Dovrebbe farci riflettere, anche solo come pura coincidenza metaforica, che l’economia attuale, incapace di gestire la realtà del mondo (come ciclicamente e sempre più dimostra), abbia deciso da qualche decennio di migrare sempre più rapidamente nell’ambito della virtualità, sia essa lo spazio online in cui opera la new economy, lo spazio ‘mentale’ e onirico dei consumatori, colonizzato dalle ultime strategie di marketing, o la virtualità degli scambi finanziari, in cui il denaro si dissolve in sequenze numeriche.

 

Fa bene, l’economia, a fuggire dalla realtà, che ha già fortemente contribuito a inquinare.

Oggi più che mai, alla vigilia dell’ennesima crisi economica globale, sull’orlo dell’ennesimo conflitto globale, al centro del permanente stato di emergenza mondiale, al limite della sostenibilità dell’uso delle risorse naturali, oggi più che mai si fa impellente il pensiero di una nuova economia.

 

Una nuova arte di gestione delle risorse (e innanzitutto della prima risorsa di ciascuno, il proprio insieme di anima, intelletto e corpo) che abbia almeno il rispetto di osservare e comprendere l’oggetto del proprio lavoro, piuttosto che mirare esclusivamente a garantirsene il domino.

 

La nostra realtà non ha più bisogno di ‘amministratori’ ciechi, così come un campo non ha bisogno di essere coltivato da chi non conosca la differenza tra la crusca e i semi.

 

 

 

 

Federico Campagna

28-12-08, London

 

 

 

1 In ambito greco, ad esempio, l’universo venne teorizzato di forma sferica da Parmenide, nel suo Sulla Natura, in seguito confermato in questo, curiosamente ma non troppo, anche da Albert Einstein

2 È interessante notare come questa stessa concezione venisse inoltre applicata da molti popoli – in maniera ben più traumatica – anche alla prima e naturale ‘casa’ di ogni uomo: il proprio corpo. Era per questo fine di ‘collegamento’, ad esempio, che le popolazioni dei Tartari nelle steppe del centro-Asia praticavano trapanazioni circolari alla sommità della testa, e i popoli dell’antica Cina lasciavano simili aperture circolari alla sommità del capo delle loro maschere funerarie in giada (in accordo con la loro visione dell’universo, rappresentata simbolicamente nei bi in giada come un cerchio con un’apertura circolare al centro).

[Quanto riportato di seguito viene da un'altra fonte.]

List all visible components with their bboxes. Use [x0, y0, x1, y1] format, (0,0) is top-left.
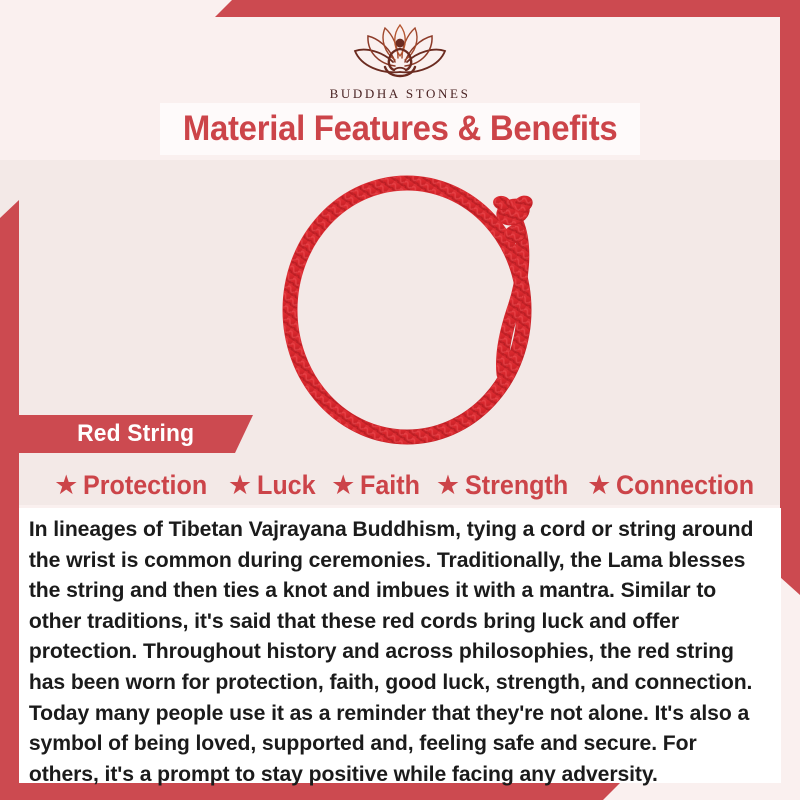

3 Nella traduzione latina: ‘Quod est inferius, est sicut quod est superius, et quod est superius, est sicut quod est inferius: ad perpetranda miracula rei unius. Et sicut omnes res fuerunt ab uno, mediatione unius; sic omnes res natae fuerunt ab hac una re, adaptatione’

4da lui chiamata ‘l’essenza dello Spirito Divino’

5Questo lavoro avveniva, inoltre, sulla base della convinzione che, come disse Meister Eckhart, ‘il rame è irrequieto finché non diventa oro’, ovvero che un’anima ‘ammalata’ necessiti sopra ogni cosa della propria guarigione.